Екатерина и Потемкин. Фаворит Императрицы - стр. 11
Коронованная императрица
Ох и хитра да ловка! – эта мысль не единожды приходила в головы сенаторам и придворным во все следующие дни и даже годы.
Пусть и спешно, но широко и богато готовилась торжественная коронация в Москве. Сенат ворчал, мол, об экономии одни разговоры, а на деле вон какие деньжищи на празднества выбрасываются. Екатерина возразила всего лишь раз, но как!
– Я не на куртаги и маскарады тратить намерена, а на коронацию. Это не столько мне во славу, сколько России. Все видеть должны, каково ее богатство, мы всех затмить должны. Даже ежели кого из придворных за мой счет одевать придется.
Не пришлось – сами расстарались. И без того из пустой казны в долг потрачено немыслимо. Для новой короны ювелирам выдан фунт золота и двадцать фунтов серебра. Екатерина ахнула:
– Это такую тяжесть да мне на голову?!
Панин чуть насмешливо фыркнул:
– Если для вас корона тяжела…
Императрица, поняв намек, улыбнулась:
– Выдержу!
Мантия тоже получилась роскошной: целых четыре тысячи горностаевых шкурок так ловко сшиты между собой, что казались единым сотканным полотном. Платье императрицы щедро усыпано драгоценными камнями. Блеск во всем…
– А монеты разбрасывать приготовили?
– Да, матушка, полтинники… Шесть тысяч штук… в каждой бочке…
– Чего это полтинниками, еще бы копейками раздавали! Рублевиками да серебряными!
– Поменяем, матушка, на рублевики.
– И чтоб те же шесть тысяч, и бочек не меньше.
Чиновники только вздохнули.
– Я после экономно жить стану, чтоб вы не вздыхали. На свечах экономить буду. Нет, на свечах не буду, скоро осень, по утрам читать темно. И на кофии не могу. Ну, ладно, найду на чем экономить.
И снова вздыхали чиновники: сама может и будет экономить, а фаворит как? Григорий Орлов жить привык на широкую ногу, даром что недавно из казарм, ему все лучшее подавай.
Никто не заметил одного: в первые же дни Екатерина явила характерную черту – жить для самой себя экономно и скромно, а вот для других блистать!
Пора бы уже и в Москву отправляться, но императрице все недосуг, дел накопилось столько, что спать некогда, не только о коронации думать. Панин ворчал:
– Нельзя нарушать программу празднеств, народу соберется много…

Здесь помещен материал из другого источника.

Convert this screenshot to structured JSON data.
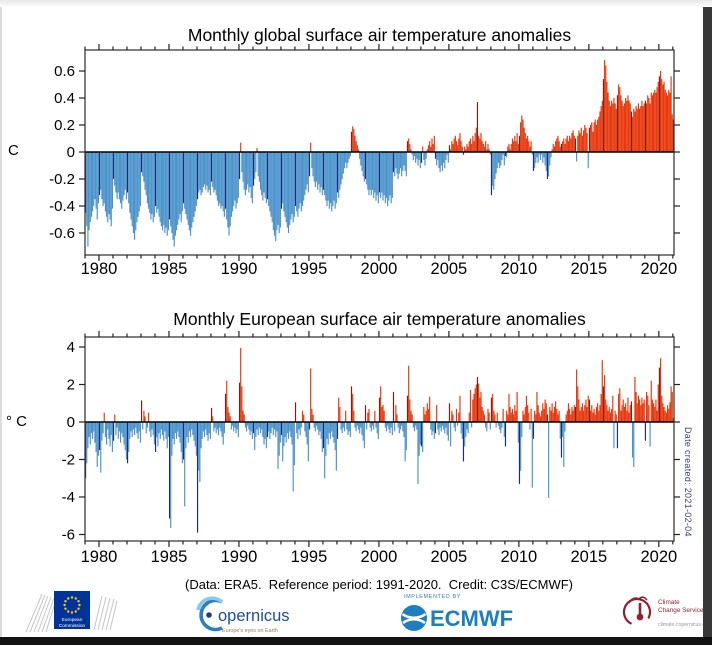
{
  "chart_data": [
    {
      "type": "bar",
      "title": "Monthly global surface air temperature anomalies",
      "ylabel": "C",
      "unit": "degC",
      "frequency": "monthly",
      "x_start_year": 1979,
      "x_end": "2021-01",
      "x_major_ticks": [
        1980,
        1985,
        1990,
        1995,
        2000,
        2005,
        2010,
        2015,
        2020
      ],
      "y_ticks": [
        0.6,
        0.4,
        0.2,
        0,
        -0.2,
        -0.4,
        -0.6
      ],
      "y_tick_labels": [
        "0.6",
        "0.4",
        "0.2",
        "0",
        "-0.2",
        "-0.4",
        "-0.6"
      ],
      "ylim": [
        -0.76,
        0.76
      ],
      "grid": false,
      "highlight_rule": "January values drawn in dark colours",
      "colors": {
        "positive": "#e8380d",
        "positive_january": "#8c1a0e",
        "negative": "#4b94cb",
        "negative_january": "#1b2c7e"
      },
      "values": [
        -0.45,
        -0.55,
        -0.7,
        -0.58,
        -0.52,
        -0.48,
        -0.44,
        -0.4,
        -0.35,
        -0.42,
        -0.5,
        -0.38,
        -0.32,
        -0.28,
        -0.35,
        -0.4,
        -0.38,
        -0.44,
        -0.48,
        -0.52,
        -0.46,
        -0.5,
        -0.55,
        -0.42,
        -0.2,
        -0.25,
        -0.3,
        -0.35,
        -0.3,
        -0.35,
        -0.38,
        -0.42,
        -0.36,
        -0.32,
        -0.28,
        -0.35,
        -0.3,
        -0.38,
        -0.45,
        -0.5,
        -0.55,
        -0.6,
        -0.65,
        -0.58,
        -0.52,
        -0.48,
        -0.44,
        -0.4,
        -0.15,
        -0.18,
        -0.22,
        -0.28,
        -0.32,
        -0.38,
        -0.42,
        -0.45,
        -0.5,
        -0.46,
        -0.52,
        -0.48,
        -0.4,
        -0.45,
        -0.42,
        -0.48,
        -0.52,
        -0.55,
        -0.58,
        -0.54,
        -0.6,
        -0.56,
        -0.62,
        -0.58,
        -0.5,
        -0.55,
        -0.6,
        -0.65,
        -0.7,
        -0.62,
        -0.58,
        -0.54,
        -0.5,
        -0.46,
        -0.52,
        -0.44,
        -0.38,
        -0.42,
        -0.46,
        -0.5,
        -0.54,
        -0.58,
        -0.62,
        -0.56,
        -0.52,
        -0.48,
        -0.44,
        -0.4,
        -0.35,
        -0.3,
        -0.28,
        -0.32,
        -0.3,
        -0.26,
        -0.24,
        -0.28,
        -0.25,
        -0.3,
        -0.28,
        -0.32,
        -0.22,
        -0.26,
        -0.3,
        -0.28,
        -0.32,
        -0.36,
        -0.4,
        -0.38,
        -0.42,
        -0.4,
        -0.44,
        -0.48,
        -0.42,
        -0.5,
        -0.56,
        -0.62,
        -0.55,
        -0.48,
        -0.44,
        -0.4,
        -0.36,
        -0.42,
        -0.38,
        -0.34,
        -0.2,
        0.07,
        -0.15,
        -0.22,
        -0.28,
        -0.32,
        -0.28,
        -0.24,
        -0.3,
        -0.26,
        -0.34,
        -0.38,
        -0.25,
        -0.2,
        -0.15,
        0.03,
        -0.18,
        -0.22,
        -0.28,
        -0.32,
        -0.36,
        -0.3,
        -0.34,
        -0.38,
        -0.35,
        -0.4,
        -0.44,
        -0.48,
        -0.52,
        -0.58,
        -0.62,
        -0.66,
        -0.58,
        -0.54,
        -0.6,
        -0.56,
        -0.42,
        -0.38,
        -0.44,
        -0.48,
        -0.52,
        -0.56,
        -0.6,
        -0.54,
        -0.5,
        -0.46,
        -0.52,
        -0.48,
        -0.4,
        -0.44,
        -0.48,
        -0.42,
        -0.38,
        -0.44,
        -0.4,
        -0.36,
        -0.32,
        -0.28,
        -0.24,
        -0.3,
        -0.18,
        0.07,
        -0.12,
        -0.18,
        -0.22,
        -0.26,
        -0.22,
        -0.28,
        -0.24,
        -0.3,
        -0.26,
        -0.32,
        -0.28,
        -0.32,
        -0.36,
        -0.4,
        -0.36,
        -0.42,
        -0.38,
        -0.44,
        -0.4,
        -0.36,
        -0.42,
        -0.38,
        -0.3,
        -0.34,
        -0.28,
        -0.24,
        -0.2,
        -0.16,
        -0.12,
        -0.08,
        -0.12,
        -0.08,
        -0.05,
        -0.03,
        0.15,
        0.19,
        0.17,
        0.12,
        0.08,
        0.05,
        0.02,
        -0.05,
        -0.1,
        -0.14,
        -0.18,
        -0.22,
        -0.2,
        -0.24,
        -0.28,
        -0.32,
        -0.28,
        -0.32,
        -0.28,
        -0.34,
        -0.3,
        -0.36,
        -0.32,
        -0.38,
        -0.3,
        -0.34,
        -0.3,
        -0.36,
        -0.32,
        -0.38,
        -0.34,
        -0.4,
        -0.36,
        -0.32,
        -0.38,
        -0.34,
        -0.15,
        -0.18,
        -0.12,
        -0.16,
        -0.2,
        -0.16,
        -0.12,
        -0.18,
        -0.14,
        -0.1,
        -0.14,
        -0.18,
        0.08,
        0.1,
        0.06,
        0.02,
        -0.02,
        -0.06,
        -0.03,
        -0.08,
        -0.05,
        -0.1,
        -0.06,
        -0.12,
        -0.08,
        0.04,
        -0.06,
        -0.1,
        -0.05,
        0.02,
        0.05,
        0.08,
        0.04,
        0.1,
        0.06,
        0.12,
        -0.05,
        -0.1,
        -0.06,
        -0.12,
        -0.15,
        -0.1,
        -0.14,
        -0.08,
        -0.12,
        -0.06,
        -0.02,
        -0.08,
        0.05,
        0.02,
        0.08,
        0.06,
        0.1,
        0.12,
        0.08,
        0.05,
        0.1,
        0.14,
        0.08,
        0.04,
        -0.02,
        0.04,
        0.02,
        0.06,
        0.04,
        0.08,
        0.1,
        0.06,
        0.12,
        0.08,
        0.14,
        0.18,
        0.37,
        0.12,
        0.1,
        0.14,
        0.08,
        0.06,
        0.04,
        0.08,
        0.02,
        0.06,
        0.02,
        -0.02,
        -0.32,
        -0.25,
        -0.28,
        -0.2,
        -0.16,
        -0.12,
        -0.08,
        -0.12,
        -0.1,
        -0.06,
        -0.02,
        -0.1,
        -0.03,
        -0.04,
        0.04,
        0.06,
        0.02,
        0.06,
        0.1,
        0.08,
        0.12,
        0.08,
        0.14,
        0.06,
        0.12,
        0.22,
        0.27,
        0.24,
        0.18,
        0.14,
        0.1,
        0.12,
        0.08,
        0.04,
        0.08,
        -0.02,
        -0.14,
        -0.12,
        -0.08,
        -0.04,
        -0.08,
        -0.02,
        -0.06,
        -0.02,
        -0.08,
        -0.04,
        -0.1,
        -0.14,
        -0.2,
        -0.18,
        -0.1,
        -0.04,
        0.02,
        0.06,
        0.04,
        0.08,
        0.1,
        0.12,
        0.08,
        0.04,
        0.06,
        0.08,
        0.1,
        0.06,
        0.1,
        0.12,
        0.08,
        0.12,
        0.1,
        0.14,
        0.16,
        0.12,
        0.1,
        -0.07,
        0.12,
        0.16,
        0.14,
        0.18,
        0.12,
        0.16,
        0.2,
        0.18,
        0.14,
        -0.12,
        0.18,
        0.2,
        0.22,
        0.15,
        0.22,
        0.24,
        0.2,
        0.24,
        0.26,
        0.3,
        0.34,
        0.38,
        0.54,
        0.68,
        0.64,
        0.52,
        0.44,
        0.38,
        0.34,
        0.38,
        0.36,
        0.4,
        0.36,
        0.32,
        0.42,
        0.5,
        0.48,
        0.42,
        0.38,
        0.34,
        0.36,
        0.4,
        0.38,
        0.42,
        0.38,
        0.36,
        0.3,
        0.26,
        0.32,
        0.3,
        0.34,
        0.32,
        0.36,
        0.32,
        0.34,
        0.38,
        0.34,
        0.36,
        0.38,
        0.36,
        0.42,
        0.4,
        0.36,
        0.44,
        0.42,
        0.44,
        0.46,
        0.44,
        0.48,
        0.52,
        0.56,
        0.6,
        0.54,
        0.5,
        0.52,
        0.46,
        0.44,
        0.42,
        0.46,
        0.44,
        0.56,
        0.28,
        0.24
      ]
    },
    {
      "type": "bar",
      "title": "Monthly European surface air temperature anomalies",
      "ylabel": "° C",
      "unit": "degC",
      "frequency": "monthly",
      "x_start_year": 1979,
      "x_end": "2021-01",
      "x_major_ticks": [
        1980,
        1985,
        1990,
        1995,
        2000,
        2005,
        2010,
        2015,
        2020
      ],
      "y_ticks": [
        4,
        2,
        0,
        -2,
        -4,
        -6
      ],
      "y_tick_labels": [
        "4",
        "2",
        "0",
        "-2",
        "-4",
        "-6"
      ],
      "ylim": [
        -6.35,
        4.55
      ],
      "grid": false,
      "highlight_rule": "January values drawn in dark colours",
      "colors": {
        "positive": "#e8380d",
        "positive_january": "#8c1a0e",
        "negative": "#4b94cb",
        "negative_january": "#1b2c7e"
      },
      "values": [
        -3.0,
        -2.2,
        -1.4,
        -0.8,
        -1.2,
        -0.6,
        -0.9,
        -0.5,
        -1.1,
        -1.6,
        -2.4,
        -1.8,
        -1.5,
        -2.7,
        -1.0,
        -0.6,
        0.5,
        -0.8,
        -1.2,
        -0.4,
        -0.9,
        -1.3,
        -0.7,
        -1.6,
        -1.0,
        0.4,
        -0.7,
        -0.3,
        -0.9,
        -0.5,
        -1.1,
        -0.6,
        -0.8,
        -1.2,
        -1.5,
        -2.0,
        -2.2,
        -1.6,
        -0.9,
        -0.5,
        -0.8,
        -0.4,
        -0.7,
        -0.3,
        -0.6,
        -0.9,
        -0.5,
        -1.1,
        1.15,
        -0.4,
        0.6,
        0.3,
        -0.6,
        -0.3,
        0.5,
        -0.5,
        -0.8,
        -0.4,
        -0.7,
        -1.2,
        -1.6,
        -0.8,
        -1.3,
        -0.6,
        -0.9,
        -0.4,
        -0.7,
        -1.0,
        -0.5,
        -0.9,
        -1.4,
        -0.8,
        -5.15,
        -5.65,
        -1.8,
        -0.9,
        -1.2,
        -0.6,
        -0.9,
        -0.5,
        -0.8,
        -1.1,
        -1.6,
        -2.2,
        -2.0,
        -4.5,
        -1.4,
        -0.8,
        -1.1,
        -0.5,
        -0.8,
        -0.4,
        -0.7,
        -1.0,
        -1.3,
        -1.8,
        -5.9,
        -2.6,
        -3.2,
        -1.4,
        -0.9,
        -0.5,
        -0.8,
        -0.4,
        -0.7,
        -1.0,
        -0.6,
        -0.9,
        0.75,
        0.3,
        -0.5,
        -0.3,
        -0.6,
        -0.4,
        -0.7,
        -0.3,
        -0.5,
        -0.8,
        -1.2,
        -0.6,
        1.5,
        2.2,
        0.8,
        0.5,
        0.3,
        -0.4,
        -0.2,
        -0.5,
        -0.3,
        -0.6,
        -0.4,
        -0.8,
        2.1,
        3.95,
        1.9,
        0.6,
        0.4,
        -0.3,
        -0.5,
        -0.2,
        -0.4,
        -0.7,
        -0.5,
        -0.9,
        -0.6,
        -1.5,
        -0.8,
        -0.4,
        -0.7,
        -0.3,
        -0.6,
        -0.4,
        -0.8,
        -1.2,
        -0.9,
        -1.4,
        -0.8,
        -0.5,
        -0.9,
        -0.6,
        -0.3,
        -0.7,
        -0.4,
        -0.8,
        -0.5,
        -2.5,
        -1.8,
        -1.1,
        -0.7,
        -2.1,
        -1.3,
        -0.8,
        -1.1,
        -0.6,
        -0.9,
        -0.5,
        -0.8,
        -1.2,
        -3.7,
        -2.3,
        1.05,
        -0.6,
        -0.9,
        -0.4,
        -0.7,
        -0.3,
        0.6,
        0.4,
        -0.5,
        -0.8,
        -1.2,
        -2.1,
        -0.4,
        2.85,
        0.7,
        0.4,
        -0.3,
        -0.5,
        -0.2,
        -0.4,
        -0.7,
        -0.5,
        -0.9,
        -1.6,
        -1.4,
        -3.0,
        -1.8,
        -0.9,
        -1.2,
        -0.6,
        -0.9,
        -0.5,
        -0.8,
        -1.1,
        -1.5,
        -2.6,
        -0.9,
        1.3,
        0.8,
        -0.4,
        -0.6,
        -0.3,
        -0.5,
        0.6,
        -0.4,
        -0.7,
        -0.5,
        -0.8,
        1.9,
        1.5,
        0.6,
        -0.3,
        -0.5,
        -0.2,
        -0.4,
        -0.6,
        -0.3,
        -0.7,
        -1.0,
        -1.4,
        0.9,
        -0.4,
        0.5,
        0.7,
        -0.3,
        -0.5,
        -0.2,
        -0.4,
        0.6,
        -0.3,
        -0.6,
        -0.9,
        1.3,
        1.9,
        0.8,
        0.9,
        0.6,
        -0.3,
        -0.5,
        -0.2,
        -0.4,
        -0.6,
        -0.3,
        -0.7,
        1.6,
        -0.5,
        0.9,
        0.4,
        -0.3,
        -0.6,
        -0.4,
        -0.2,
        -0.5,
        -0.8,
        -2.1,
        -1.5,
        1.4,
        3.0,
        1.2,
        0.6,
        0.4,
        -0.3,
        -0.5,
        -0.2,
        -0.4,
        -3.3,
        -1.8,
        -1.2,
        -1.3,
        -1.6,
        0.8,
        0.4,
        0.6,
        1.0,
        0.7,
        1.35,
        -0.4,
        -0.7,
        -0.5,
        -0.9,
        -0.6,
        0.9,
        -0.4,
        -0.7,
        -0.3,
        -0.5,
        -0.2,
        -0.4,
        -0.6,
        -0.3,
        -0.7,
        -1.0,
        1.0,
        -1.3,
        0.6,
        0.4,
        -0.3,
        -0.5,
        0.7,
        -0.2,
        0.5,
        1.4,
        -0.6,
        -0.9,
        -2.1,
        -1.3,
        -0.8,
        -0.4,
        -0.6,
        0.5,
        1.7,
        -0.3,
        1.2,
        1.5,
        1.8,
        2.0,
        2.4,
        2.05,
        1.3,
        1.6,
        0.8,
        0.6,
        0.4,
        -0.3,
        -0.5,
        0.7,
        0.5,
        -0.4,
        1.3,
        1.5,
        0.6,
        0.4,
        -0.3,
        0.5,
        -0.2,
        -0.4,
        -0.6,
        -0.3,
        0.7,
        -0.8,
        -1.3,
        0.6,
        0.4,
        1.5,
        0.8,
        0.5,
        0.7,
        0.4,
        0.9,
        0.6,
        1.6,
        -1.1,
        -3.3,
        -2.6,
        -0.8,
        0.6,
        0.4,
        0.8,
        1.4,
        0.9,
        0.5,
        -0.4,
        0.7,
        -3.5,
        -0.9,
        0.6,
        0.4,
        1.6,
        0.9,
        0.5,
        0.3,
        0.6,
        1.0,
        0.7,
        1.2,
        1.0,
        0.4,
        -4.05,
        0.8,
        0.6,
        1.0,
        0.5,
        0.8,
        1.1,
        0.7,
        0.4,
        0.6,
        -0.9,
        -1.9,
        -0.8,
        -2.4,
        -0.5,
        0.4,
        0.6,
        1.0,
        0.7,
        0.4,
        0.8,
        0.6,
        0.9,
        0.8,
        2.8,
        1.9,
        1.2,
        0.6,
        0.8,
        1.0,
        0.6,
        0.9,
        1.2,
        0.8,
        1.4,
        1.2,
        0.6,
        0.9,
        0.5,
        0.7,
        0.4,
        0.8,
        1.0,
        0.6,
        0.9,
        1.5,
        3.3,
        1.9,
        2.5,
        1.2,
        0.9,
        0.6,
        0.8,
        0.5,
        0.7,
        1.4,
        -1.4,
        0.6,
        0.4,
        -1.4,
        1.5,
        1.8,
        0.6,
        0.9,
        1.2,
        0.8,
        1.0,
        0.6,
        1.3,
        0.5,
        0.9,
        1.1,
        -1.9,
        -2.4,
        2.4,
        1.6,
        1.0,
        1.4,
        1.2,
        0.9,
        1.3,
        1.0,
        1.2,
        -1.0,
        1.6,
        1.4,
        0.9,
        -1.3,
        2.2,
        1.2,
        1.0,
        0.8,
        1.2,
        0.6,
        2.0,
        2.9,
        3.4,
        1.4,
        1.0,
        0.8,
        0.6,
        0.5,
        0.9,
        0.7,
        1.05,
        1.9,
        1.6,
        0.2
      ]
    }
  ],
  "footer": {
    "caption": "(Data: ERA5.  Reference period: 1991-2020.  Credit: C3S/ECMWF)"
  },
  "annotations": {
    "date_created": "Date created: 2021-02-04"
  },
  "logos": {
    "european_commission": {
      "line1": "European",
      "line2": "Commission"
    },
    "copernicus": {
      "name": "opernicus",
      "tagline": "Europe's eyes on Earth"
    },
    "ecmwf": {
      "implemented_by": "IMPLEMENTED BY",
      "name": "ECMWF"
    },
    "c3s": {
      "line1": "Climate",
      "line2": "Change Service",
      "url": "climate.copernicus.eu"
    }
  }
}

– Никита Иванович, а поезжай ты с наследником вперед, а я вас догоню. Я быстро поеду, без остановок. А чтоб ничего не боялся, вон, придворного медика с собой возьми, Кроузе.
Панину очень не хотелось ни ехать одному, ни мчаться вместе с Екатериной галопом. Из двух зол он выбрал меньшее – послушал совета императрицы и отправился с восьмилетним Павлом в Москву, оставив Екатерину в Петербурге.
Она действительно выехала только через четыре дня. Каков же был ужас, когда на полпути обнаружилось, что внезапно заболевший Павел лежит на захудалом постоялом дворе, а вокруг бестолково хлопочет Кроузе! У ребенка жар, чем болен – непонятно.
Екатерина забыла, что она российская императрица, что ее ждут, что она давным-давно говорит по-русски, пусть и с сильным акцентом, уселась в изголовье, положила голову сына на колени, принялась отирать пышущий жаром лоб влажной тряпицей, баюкать по-немецки… Возможно, что все прошло бы и само собой, а может, помогла материнская ласка, только на следующее утро жар спал, Павлу полегчало.
Им бы еще переждать пару дней, но времени не осталось, скрепя сердце Екатерина решила оставить Павла с Паниным, чтобы приехали позже, но потом передумала, поняв, что не сможет провести коронацию, если будет знать, что сын болен. А уж, не дай бог, случится с Павлом что дурное, так ей и вовсе не жить, обвинят!